Qu’est ce qui se passe dans cette localité aurifère par excellence? tout semble être contre tout à cause de la course à la conquête de l’or. C’est-à-dire même la communauté détruit l’environnement par l’extraction artisanale de l’or.
La nature de Siguiri appauvrie à cause de ses ressources du sous-sols
Siguiri c’est le résumé démographique de la Guinée où  les opérations artisanales font du mal. Des milliers de populations étrangères vivent à Kintinian et excellent dans le crime contre la nature déjà appauvrie par le manque de reboisement.
Les activités minières tue les espèces aquatiques à Kintinian
L’extension et la pression des activités de la SAG sur l’environnement a détruit la faune et la flore de la zone de Bouré  et même l’environnement aquatique dénonce Sékou 2 Diallo
Des excavations ouvertes, des forêts détruites non restaurées, des rivières et même des poissons morts, tués  par l’effet de cyanure que la SAG utilise dans  l’extraction de l’or.  » le cyanure qu’utilise la SAG tue les poissons dans les rivières. Ici tout le monde est destructeur communautés comme société industrielle a dénoncé l’ingénieur Sékou 2 Diallo.

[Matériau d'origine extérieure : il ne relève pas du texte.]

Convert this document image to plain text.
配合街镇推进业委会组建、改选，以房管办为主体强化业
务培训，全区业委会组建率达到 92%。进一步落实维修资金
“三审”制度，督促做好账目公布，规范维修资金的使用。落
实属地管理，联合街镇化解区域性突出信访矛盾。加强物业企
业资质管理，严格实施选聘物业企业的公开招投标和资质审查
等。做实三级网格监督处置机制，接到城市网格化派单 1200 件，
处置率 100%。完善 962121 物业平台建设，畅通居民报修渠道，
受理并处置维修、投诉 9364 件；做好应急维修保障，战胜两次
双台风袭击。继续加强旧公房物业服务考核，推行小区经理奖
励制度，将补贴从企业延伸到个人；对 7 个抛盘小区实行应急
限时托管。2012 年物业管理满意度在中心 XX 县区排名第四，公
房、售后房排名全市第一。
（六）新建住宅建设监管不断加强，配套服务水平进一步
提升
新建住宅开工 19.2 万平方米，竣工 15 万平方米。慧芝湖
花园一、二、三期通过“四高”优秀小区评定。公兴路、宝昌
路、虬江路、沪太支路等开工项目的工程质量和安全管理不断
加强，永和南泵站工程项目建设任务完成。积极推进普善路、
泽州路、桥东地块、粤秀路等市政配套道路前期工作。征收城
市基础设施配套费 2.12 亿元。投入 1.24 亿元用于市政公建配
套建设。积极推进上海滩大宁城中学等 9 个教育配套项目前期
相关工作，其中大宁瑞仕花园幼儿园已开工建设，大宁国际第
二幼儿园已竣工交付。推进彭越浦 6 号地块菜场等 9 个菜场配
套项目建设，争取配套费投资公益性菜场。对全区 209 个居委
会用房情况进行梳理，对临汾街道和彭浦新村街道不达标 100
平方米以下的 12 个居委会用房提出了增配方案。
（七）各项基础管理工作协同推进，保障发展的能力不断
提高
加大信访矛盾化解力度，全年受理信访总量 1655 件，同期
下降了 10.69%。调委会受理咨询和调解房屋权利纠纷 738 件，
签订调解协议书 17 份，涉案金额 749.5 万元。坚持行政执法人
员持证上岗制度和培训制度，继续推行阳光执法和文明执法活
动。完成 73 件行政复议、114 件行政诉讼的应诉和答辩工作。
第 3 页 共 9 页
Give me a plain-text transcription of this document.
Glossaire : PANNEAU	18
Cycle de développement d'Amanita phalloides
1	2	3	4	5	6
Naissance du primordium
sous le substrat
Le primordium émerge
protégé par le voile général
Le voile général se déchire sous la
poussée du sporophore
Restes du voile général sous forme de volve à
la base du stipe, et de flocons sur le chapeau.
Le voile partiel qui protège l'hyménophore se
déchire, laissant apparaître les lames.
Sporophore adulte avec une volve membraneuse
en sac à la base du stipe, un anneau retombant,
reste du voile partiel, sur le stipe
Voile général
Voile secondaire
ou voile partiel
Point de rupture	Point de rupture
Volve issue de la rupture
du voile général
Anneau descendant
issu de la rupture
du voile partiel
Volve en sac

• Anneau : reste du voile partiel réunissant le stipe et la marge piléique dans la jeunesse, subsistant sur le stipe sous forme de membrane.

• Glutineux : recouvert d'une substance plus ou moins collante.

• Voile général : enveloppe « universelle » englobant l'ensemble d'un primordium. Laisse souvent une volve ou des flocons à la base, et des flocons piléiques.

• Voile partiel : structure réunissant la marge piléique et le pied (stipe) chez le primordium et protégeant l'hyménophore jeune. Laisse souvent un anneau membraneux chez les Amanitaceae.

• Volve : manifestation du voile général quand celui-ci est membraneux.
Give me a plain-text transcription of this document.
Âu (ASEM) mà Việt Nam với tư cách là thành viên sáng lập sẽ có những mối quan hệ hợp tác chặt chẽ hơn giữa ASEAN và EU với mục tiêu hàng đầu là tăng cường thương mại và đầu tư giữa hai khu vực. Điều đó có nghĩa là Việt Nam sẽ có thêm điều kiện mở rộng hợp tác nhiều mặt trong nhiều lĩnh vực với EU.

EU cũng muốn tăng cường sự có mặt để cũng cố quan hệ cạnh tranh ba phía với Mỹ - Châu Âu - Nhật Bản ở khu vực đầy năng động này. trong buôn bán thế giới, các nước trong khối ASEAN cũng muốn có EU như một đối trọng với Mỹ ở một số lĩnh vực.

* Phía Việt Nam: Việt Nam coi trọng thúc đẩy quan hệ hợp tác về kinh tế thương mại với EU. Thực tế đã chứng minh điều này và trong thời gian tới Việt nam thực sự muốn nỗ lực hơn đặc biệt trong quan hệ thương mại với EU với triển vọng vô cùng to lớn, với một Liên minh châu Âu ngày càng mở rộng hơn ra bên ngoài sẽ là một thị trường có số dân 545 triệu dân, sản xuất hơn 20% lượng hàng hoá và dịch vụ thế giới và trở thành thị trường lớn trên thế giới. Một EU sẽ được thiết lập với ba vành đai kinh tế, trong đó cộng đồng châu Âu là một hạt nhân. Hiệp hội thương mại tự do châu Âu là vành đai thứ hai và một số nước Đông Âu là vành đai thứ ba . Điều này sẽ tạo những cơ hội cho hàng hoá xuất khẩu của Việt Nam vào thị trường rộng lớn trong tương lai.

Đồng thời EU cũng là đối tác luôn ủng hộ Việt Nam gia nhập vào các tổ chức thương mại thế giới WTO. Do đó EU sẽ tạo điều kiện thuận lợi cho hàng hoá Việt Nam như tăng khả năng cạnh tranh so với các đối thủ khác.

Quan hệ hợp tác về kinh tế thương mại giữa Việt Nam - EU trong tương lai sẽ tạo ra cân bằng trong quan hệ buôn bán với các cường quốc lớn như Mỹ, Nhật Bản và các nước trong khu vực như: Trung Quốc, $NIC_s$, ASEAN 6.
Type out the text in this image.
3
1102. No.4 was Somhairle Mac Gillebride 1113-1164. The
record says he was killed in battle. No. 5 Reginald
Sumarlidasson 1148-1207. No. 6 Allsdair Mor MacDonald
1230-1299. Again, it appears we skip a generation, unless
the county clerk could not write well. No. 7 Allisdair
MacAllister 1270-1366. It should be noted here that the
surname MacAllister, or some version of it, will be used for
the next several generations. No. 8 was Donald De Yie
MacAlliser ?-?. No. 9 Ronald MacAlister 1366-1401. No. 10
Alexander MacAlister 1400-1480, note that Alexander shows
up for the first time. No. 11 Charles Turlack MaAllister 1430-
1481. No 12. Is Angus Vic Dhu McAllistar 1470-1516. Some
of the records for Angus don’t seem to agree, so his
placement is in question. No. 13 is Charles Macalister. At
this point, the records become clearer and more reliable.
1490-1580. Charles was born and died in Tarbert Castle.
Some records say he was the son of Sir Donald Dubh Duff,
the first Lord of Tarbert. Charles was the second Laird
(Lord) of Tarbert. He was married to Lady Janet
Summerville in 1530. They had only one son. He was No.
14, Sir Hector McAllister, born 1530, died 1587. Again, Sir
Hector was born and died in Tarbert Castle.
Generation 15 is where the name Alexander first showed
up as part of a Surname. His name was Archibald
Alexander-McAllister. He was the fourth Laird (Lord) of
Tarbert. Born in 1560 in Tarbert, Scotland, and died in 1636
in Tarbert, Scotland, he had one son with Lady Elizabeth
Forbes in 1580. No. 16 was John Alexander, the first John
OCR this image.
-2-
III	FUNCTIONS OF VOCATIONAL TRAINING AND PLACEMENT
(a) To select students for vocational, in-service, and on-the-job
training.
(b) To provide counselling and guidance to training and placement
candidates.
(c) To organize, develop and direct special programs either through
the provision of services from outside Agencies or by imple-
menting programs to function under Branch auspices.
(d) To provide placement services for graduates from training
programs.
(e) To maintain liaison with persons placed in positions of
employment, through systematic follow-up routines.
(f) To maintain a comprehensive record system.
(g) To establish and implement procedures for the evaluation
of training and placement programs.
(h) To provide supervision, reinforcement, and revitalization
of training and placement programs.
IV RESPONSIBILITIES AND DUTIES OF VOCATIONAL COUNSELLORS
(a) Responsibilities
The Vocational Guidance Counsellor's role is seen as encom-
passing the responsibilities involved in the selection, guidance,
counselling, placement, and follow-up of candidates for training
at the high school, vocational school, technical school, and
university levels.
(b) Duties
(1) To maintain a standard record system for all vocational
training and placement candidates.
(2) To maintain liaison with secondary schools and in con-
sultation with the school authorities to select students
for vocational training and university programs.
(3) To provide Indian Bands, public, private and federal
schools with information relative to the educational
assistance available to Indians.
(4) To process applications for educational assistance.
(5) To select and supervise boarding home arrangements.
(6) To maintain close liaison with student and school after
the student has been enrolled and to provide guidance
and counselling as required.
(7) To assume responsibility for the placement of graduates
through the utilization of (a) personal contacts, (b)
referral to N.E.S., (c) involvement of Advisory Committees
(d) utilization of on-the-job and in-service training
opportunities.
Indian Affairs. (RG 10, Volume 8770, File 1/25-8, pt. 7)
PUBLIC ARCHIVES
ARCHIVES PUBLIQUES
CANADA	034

Ces décapages non restaurées encore s’étendent aujourd’hui sur des milliers d’hectares de superficie réutilisée par les communautés riveraines pour l’orpaillage traditionnel.ici
Contrairement à Kintinian, à Kindia, sur le site de Rusal, là les sites sont restaurés au fur et à mesure que la compagnie fait l’extension. Et à ce jour les forêts autre fois détruites commencent bien à se former autour de cette mine.
 Réalisé par Ben Oumar Sylla
«Cet article a été produit par guineesignal.com et rédigé dans le cadre d’un programme de développement des compétences médias dirigé par la Fondation Thomson Reuters. Le programme est financé par le Ministère fédéral allemand de la coopération économique et du développement (BMZ) et exécuté par la Deutsche Gesellschaft für Internationale Zusammenarbeit (GIZ) GmbH.

 

Le Ministère fédéral allemand de la coopération économique et du développement (BMZ) et la Deutsche Gesellschaft für Internationale Zusammenarbeit (GIZ) GmbH ne sont pas responsables des contenus publiés, ceux-ci relevant exclusivement de la responsabilité des éditeurs .»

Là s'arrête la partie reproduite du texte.